Uma saída defendida por George Câmara relacionada às políticas urbanas de cidades menores é a criação de consórcios entre os entes. Para George, isso facilita tanto a elaboração dos planos diretores, quanto o desenvolvimento regional. “A realidade de municípios vizinhos tem semelhanças, então consórcio te ajuda a pensar em conjunto”, diz. “O outro lado positivo é que isso vai desenvolver a região em que esses municípios estão localizados”.
Quatro anos após o Estatuto da Metrópole criar o Plano de Desenvolvimento Urbano Integrado (PDUI), a Região Metropolitana de Natal ainda não iniciou o processo para elaborar o seu. O documento funciona semelhante aos planos diretores municipais, com a função de estabelecer diretrizes, projetos e ações para o desenvolvimento urbano e regional de um grupo de cidades que convergem entre si. O Fórum Nacional de Entidades Metropolitanas define que o objetivo do PDUI é “reduzir as desigualdades e melhorar as condições de vida da população metropolitana”. “Nesses territórios, instituir o macrozoneamento possibilita a organização das diversas áreas de interesse comum à região, e que perpassam vários municípios”, acrescenta o Fórum.

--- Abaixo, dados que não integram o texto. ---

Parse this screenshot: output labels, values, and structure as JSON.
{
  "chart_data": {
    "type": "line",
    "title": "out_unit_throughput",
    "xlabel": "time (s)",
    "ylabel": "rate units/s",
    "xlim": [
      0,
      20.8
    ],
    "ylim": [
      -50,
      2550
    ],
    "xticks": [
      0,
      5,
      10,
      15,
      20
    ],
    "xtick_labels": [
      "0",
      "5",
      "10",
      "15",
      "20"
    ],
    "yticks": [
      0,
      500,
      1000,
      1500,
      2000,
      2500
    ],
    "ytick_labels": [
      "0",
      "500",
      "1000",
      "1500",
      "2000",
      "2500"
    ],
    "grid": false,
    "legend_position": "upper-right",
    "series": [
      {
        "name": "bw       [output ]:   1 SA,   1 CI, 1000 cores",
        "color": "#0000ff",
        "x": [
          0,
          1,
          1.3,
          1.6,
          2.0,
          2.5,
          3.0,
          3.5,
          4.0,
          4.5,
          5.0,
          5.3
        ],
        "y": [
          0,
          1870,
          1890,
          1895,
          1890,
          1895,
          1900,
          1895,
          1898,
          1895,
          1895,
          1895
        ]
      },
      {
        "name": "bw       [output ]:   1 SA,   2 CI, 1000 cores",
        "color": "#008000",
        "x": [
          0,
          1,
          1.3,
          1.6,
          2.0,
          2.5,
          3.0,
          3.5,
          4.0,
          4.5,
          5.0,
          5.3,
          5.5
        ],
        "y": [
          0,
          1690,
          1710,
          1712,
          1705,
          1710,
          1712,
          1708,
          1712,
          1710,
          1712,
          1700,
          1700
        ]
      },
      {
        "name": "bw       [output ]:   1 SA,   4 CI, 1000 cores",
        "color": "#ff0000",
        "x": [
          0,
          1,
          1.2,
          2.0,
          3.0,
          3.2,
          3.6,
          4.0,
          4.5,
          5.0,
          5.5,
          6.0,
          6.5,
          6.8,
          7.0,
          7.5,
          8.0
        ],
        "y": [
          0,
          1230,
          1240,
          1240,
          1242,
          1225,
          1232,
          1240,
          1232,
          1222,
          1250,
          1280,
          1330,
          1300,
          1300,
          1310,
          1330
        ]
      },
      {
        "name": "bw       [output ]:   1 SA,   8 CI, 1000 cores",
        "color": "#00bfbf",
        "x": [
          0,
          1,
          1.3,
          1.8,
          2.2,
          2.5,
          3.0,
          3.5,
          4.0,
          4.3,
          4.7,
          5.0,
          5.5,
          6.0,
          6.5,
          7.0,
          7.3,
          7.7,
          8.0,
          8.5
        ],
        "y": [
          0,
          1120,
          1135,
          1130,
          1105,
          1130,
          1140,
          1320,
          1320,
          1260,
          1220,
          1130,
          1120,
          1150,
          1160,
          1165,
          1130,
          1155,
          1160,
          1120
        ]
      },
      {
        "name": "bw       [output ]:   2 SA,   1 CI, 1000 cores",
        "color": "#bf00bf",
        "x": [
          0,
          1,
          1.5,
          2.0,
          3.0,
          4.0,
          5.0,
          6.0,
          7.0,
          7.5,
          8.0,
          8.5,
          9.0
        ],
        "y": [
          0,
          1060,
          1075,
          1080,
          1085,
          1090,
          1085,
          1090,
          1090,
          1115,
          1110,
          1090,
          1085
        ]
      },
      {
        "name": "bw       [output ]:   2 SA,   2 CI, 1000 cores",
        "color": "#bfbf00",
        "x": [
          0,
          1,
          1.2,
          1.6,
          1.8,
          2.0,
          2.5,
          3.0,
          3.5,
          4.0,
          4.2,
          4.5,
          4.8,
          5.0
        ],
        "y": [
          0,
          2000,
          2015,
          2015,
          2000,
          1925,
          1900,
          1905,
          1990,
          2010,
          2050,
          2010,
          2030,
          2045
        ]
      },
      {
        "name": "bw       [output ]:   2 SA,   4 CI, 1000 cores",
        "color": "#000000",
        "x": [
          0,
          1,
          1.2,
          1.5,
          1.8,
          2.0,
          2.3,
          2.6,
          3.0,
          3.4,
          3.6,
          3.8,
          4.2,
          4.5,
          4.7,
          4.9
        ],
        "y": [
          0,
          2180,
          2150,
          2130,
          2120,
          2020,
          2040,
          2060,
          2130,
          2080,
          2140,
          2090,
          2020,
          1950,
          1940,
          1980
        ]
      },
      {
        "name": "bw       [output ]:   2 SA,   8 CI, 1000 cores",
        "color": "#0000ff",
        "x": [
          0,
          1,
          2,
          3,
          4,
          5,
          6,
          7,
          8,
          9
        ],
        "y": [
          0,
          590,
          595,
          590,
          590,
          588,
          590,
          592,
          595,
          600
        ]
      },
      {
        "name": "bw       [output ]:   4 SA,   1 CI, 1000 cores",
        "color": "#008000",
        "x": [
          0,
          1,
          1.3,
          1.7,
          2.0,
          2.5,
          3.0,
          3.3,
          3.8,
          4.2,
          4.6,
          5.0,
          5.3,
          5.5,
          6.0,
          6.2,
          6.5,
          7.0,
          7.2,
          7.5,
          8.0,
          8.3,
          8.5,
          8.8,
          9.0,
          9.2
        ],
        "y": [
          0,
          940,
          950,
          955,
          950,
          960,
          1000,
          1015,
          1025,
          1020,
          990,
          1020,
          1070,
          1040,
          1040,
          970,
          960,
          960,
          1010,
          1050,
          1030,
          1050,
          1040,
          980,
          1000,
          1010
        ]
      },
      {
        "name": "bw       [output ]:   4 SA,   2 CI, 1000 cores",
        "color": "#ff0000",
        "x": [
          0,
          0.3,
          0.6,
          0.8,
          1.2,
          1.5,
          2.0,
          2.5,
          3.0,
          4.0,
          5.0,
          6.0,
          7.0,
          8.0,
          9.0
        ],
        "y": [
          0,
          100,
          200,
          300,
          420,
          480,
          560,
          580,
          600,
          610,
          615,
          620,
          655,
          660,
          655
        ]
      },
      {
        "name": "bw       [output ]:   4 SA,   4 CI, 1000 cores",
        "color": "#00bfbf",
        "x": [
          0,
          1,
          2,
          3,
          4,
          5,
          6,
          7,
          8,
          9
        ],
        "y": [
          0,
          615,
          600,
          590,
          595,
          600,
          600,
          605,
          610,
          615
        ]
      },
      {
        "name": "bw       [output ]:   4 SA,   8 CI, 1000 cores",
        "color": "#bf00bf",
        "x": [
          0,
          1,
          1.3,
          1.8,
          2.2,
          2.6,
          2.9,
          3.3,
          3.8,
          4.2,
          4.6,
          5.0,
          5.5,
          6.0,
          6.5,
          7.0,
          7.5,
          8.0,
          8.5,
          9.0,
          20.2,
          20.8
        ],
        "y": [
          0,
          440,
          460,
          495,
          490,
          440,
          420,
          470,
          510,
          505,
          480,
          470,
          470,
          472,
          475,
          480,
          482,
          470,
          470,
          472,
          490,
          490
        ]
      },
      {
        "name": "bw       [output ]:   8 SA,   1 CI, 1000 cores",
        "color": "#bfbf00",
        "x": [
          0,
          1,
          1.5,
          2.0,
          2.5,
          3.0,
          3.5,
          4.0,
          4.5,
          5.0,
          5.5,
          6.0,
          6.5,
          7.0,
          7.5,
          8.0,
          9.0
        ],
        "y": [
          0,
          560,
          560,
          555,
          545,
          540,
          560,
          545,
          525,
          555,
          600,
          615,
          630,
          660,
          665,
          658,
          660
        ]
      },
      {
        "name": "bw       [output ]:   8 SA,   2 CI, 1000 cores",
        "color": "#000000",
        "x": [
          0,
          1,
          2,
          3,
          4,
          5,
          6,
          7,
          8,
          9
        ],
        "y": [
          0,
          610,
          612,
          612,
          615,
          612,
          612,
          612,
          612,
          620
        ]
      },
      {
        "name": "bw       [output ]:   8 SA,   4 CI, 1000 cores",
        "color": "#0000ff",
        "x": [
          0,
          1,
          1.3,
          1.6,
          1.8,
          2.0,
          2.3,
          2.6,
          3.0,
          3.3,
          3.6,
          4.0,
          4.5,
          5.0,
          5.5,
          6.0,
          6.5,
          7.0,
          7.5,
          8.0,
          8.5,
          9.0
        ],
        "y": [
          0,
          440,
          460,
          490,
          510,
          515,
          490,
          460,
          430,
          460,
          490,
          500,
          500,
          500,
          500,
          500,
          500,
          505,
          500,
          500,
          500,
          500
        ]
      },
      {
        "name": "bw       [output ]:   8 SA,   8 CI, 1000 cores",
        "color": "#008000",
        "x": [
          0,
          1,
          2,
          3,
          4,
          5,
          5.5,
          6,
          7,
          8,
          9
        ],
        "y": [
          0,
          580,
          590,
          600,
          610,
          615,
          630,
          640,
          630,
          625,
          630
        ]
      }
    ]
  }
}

Avenida Tomaz Landim, que divide Natal e São Gonçalo do Amarante, exige plano urbano integrado
Avenida Tomaz Landim, que divide Natal e São Gonçalo do Amarante, exige plano urbano integrado


Institucionalmente, a Região Metropolitana de Natal tem 15 cidades. Entretanto, o ex-vereador de Natal e mestre em estudos urbanos e regionais, George Câmara, argumenta que apenas seis dessas cidades estão de fato integradas. “É o que eu chamo de Região Metropolitana funcional. Essas seis cidades dialogam entre si, exercem influência mútua”, afirma.
George Câmara atua há 18 anos com discussões sobre as regiões metropolitanas e presidiu o Conselho Nacional das Cidades entre os meses de outubro de 2014 e 2016. Apesar da crítica à quantidade de municípios na Grande Natal, ele afirma que elaborar o PDUI é importante para as seis que estão na zona “funcional”. Um efeito prático seria elaborar uma legislação em comum para as áreas urbanas que separam uma cidade da outra.
O PDUI pode dar diretrizes relacionadas ao transporte metropolitano, planos de macrodenagem, destinação de resíduos sólidos e legislações ambientais. Todas as diretrizes também são tratadas em planos diretores municipais, mas a especificidade do PDUI são zonas que afetam mais de uma cidade.
Um exemplo dado por Câmara é a avenida Tomaz Landim, que divide Natal de São Gonçalo do Amarante. “Se Natal for elaborar um Plano de Drenagem para essa área, tem que considerar o bairro do Jardim Lola, que fica do lado de São Gonçalo do Amarante. O PDUI estabelece essas diretrizes, cria mecanismos de abertura para o debate”, considera George.
Quando o Estatuto das Metrópoles foi criado, em 2015, durante o governo Dilma Rousseff, a legislação estabeleceu que os Estados deveriam criar os PDUI das regiões metropolitanas no prazo máximo de dois anos. Em 2017, durante o governo Michel Temer, esse prazo foi prorrogado para 2021. O adiamento aconteceu com o apoio dos Estados e Municípios porque apenas 70 das 20 regiões metropolitanas mais importantes do Brasil avançaram na elaboração do documento.
Esse processo sequer foi iniciado no Rio Grande do Norte. George Câmara, que hoje é secretário-adjunto de Finanças e Planejamento (Seplan), afirma que a atual gestão prevê a criação do PDUI da Grande Natal nos próximos quatro anos e que as discussões devem iniciar com a posse dos conselheiros no Conselho Metropolitano, previsto para o dia 17. “O PDUI certamente vai entrar em pauta no Conselho”, defende Câmara.

Estatuto das Metrópoles
A criação do Estatuto da Metrópole e de um plano para as zonas metropolitanas foi pensado com o entendimento de que os planos diretores municipais eram insuficientes para algumas áreas, que sofrem influência mútua de mais de uma cidade. É o caso do bairro de Nova Parnamirim, que dissolveu as fronteiras entre Natal e Parnamirim, por exemplo.
De acordo com George Câmara, antes dessa legislação, um plano de gestão para levar em consideração zonas de outras cidades “dependia da boa vontade dos prefeitos”. No histórico de legislações das cidades, o primeiro passo dado para incentivar a política das cidades como blocos foi em 2005, com a lei de Consórcios Públicos.